For decades now, NASA has nurtured and funded a growing community of astrobiologists. But as Penn State University astronomer Jason Wright points out in the paper, technosignature searchers still receive almost no federal support in the U.S. As a result, Wright, the paper’s lead author, notes that the field is hamstrung by having only a very small pool of trained practitioners capable of searching for evidence of advanced extraterrestrial civilizations via astronomical means. Wright hopes that both Congress and NASA will step up and begin providing technosignature searches with the same support.
The burning question most of the general public wants answered is not whether the cosmos is filled with interstellar pond scum. But rather, is the galaxy rife with big-headed E.T.s that just love scooting from star to star in minimalistic spacecraft?

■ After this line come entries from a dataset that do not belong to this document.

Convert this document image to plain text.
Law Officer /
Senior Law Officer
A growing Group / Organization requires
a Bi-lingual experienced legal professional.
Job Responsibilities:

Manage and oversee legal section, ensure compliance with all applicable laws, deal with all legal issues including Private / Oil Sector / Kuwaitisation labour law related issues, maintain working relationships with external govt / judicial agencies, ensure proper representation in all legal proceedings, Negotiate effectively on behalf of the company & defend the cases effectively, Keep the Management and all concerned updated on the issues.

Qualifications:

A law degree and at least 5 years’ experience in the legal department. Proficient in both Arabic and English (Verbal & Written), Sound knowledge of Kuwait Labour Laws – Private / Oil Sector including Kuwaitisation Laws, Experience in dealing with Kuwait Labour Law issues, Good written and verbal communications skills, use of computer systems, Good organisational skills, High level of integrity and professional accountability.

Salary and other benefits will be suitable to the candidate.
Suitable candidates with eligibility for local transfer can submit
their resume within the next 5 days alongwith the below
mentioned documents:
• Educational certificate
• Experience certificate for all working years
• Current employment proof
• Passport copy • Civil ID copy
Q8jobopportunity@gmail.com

Yet NASA’s current reluctance to fund radio or optical SETI (Search for Extraterrestrial Intelligence) and/or technosignature searches largely stems from being burned by Congress twice before.
“In 1978 Sen. William Proxmire [D-Wis.] gave the NASA SETI program one of his “Golden Fleece” awards and successfully ended it,” Wright notes in his paper. The NASA SETI program was restored in October 1992 as the euphemistically-titled High-Resolution Microwave Survey (HRMS). But Wright notes that it was “suddenly and surprisingly cut in September 1993 via a successful, last-minute amendment by Sen. Richard Bryan [D-Nev.], who proudly announced ‘this hopefully will be the end of Martian hunting at the taxpayer’s expense’.”